Is this the end of Coinbase?

By Crypto4you23 | Cryptoanswers22 | 4 May 2023

When Coinbase became the first crypto thing in the US to be public, some people thought it meant that money on the internet was getting more popular and the government liked it.

But, the papers that Coinbase gave to people who wanted to put money in showed that it could be a big risk.

The Securities and Exchange Commission (SEC) might say that some of the things you can buy on Coinbase are like stocks or bonds.

That means they have to follow lots of rules.

Now, two years later, it looks like that's what's happening.

The SEC is trying to make the money on the internet market safer because there were some bad things that happened before.

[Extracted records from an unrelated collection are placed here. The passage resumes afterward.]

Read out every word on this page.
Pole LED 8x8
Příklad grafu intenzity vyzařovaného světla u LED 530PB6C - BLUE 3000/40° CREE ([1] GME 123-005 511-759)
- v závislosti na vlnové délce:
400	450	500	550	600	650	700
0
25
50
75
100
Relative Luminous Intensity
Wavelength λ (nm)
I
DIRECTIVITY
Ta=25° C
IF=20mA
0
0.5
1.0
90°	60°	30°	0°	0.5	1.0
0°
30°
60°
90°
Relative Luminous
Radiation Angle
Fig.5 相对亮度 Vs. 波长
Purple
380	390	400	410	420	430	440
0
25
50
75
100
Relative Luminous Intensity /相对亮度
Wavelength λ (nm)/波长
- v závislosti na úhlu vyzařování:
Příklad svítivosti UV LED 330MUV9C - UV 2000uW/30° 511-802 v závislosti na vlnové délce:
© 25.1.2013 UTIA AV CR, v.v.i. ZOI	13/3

This fighting over the law could change Coinbase and the whole internet money thing, which is kind of confusing.

It's a big thing and people are keeping an eye on it to see what's going to happen.

TD Cowen investment bank analyst, Stephen Glagola, who has rated Coinbase's stock as "underperform" (equivalent to "sell"), stated that "the business may be materially different from what it is today."

He mentioned that Coinbase has recognized that the current situation "potentially could require Coinbase to abandon its entire retail-facing business." Glagola further stated that "there's an existential risk."

The SEC's crackdown on the cryptocurrency sector has been expedited after the collapse of FTX, which was fraught with alleged frauds that shook the markets at the end of last year.

The regulator has sued other crypto trading platforms, including and Bittrex, for allegedly operating unregistered exchanges, brokers, and clearinghouses. The regulator has also made an agreement with Kraken over its U.S. staking program.

Coinbase informed in March that the SEC had sent a warning about its planned legal crackdown on the company.

According to Jefferies bank analysts, about 35% of Coinbase's net revenue is potentially at risk depending on the course of the SEC's lawsuit.

The industry has adopted a tougher stance towards regulators due to the threat to the foundations of their business, according to J. Austin Campbell, assistant professor at Columbia Business School.

"So, we're going to go the other way and fight," he said, "because we have nothing to lose."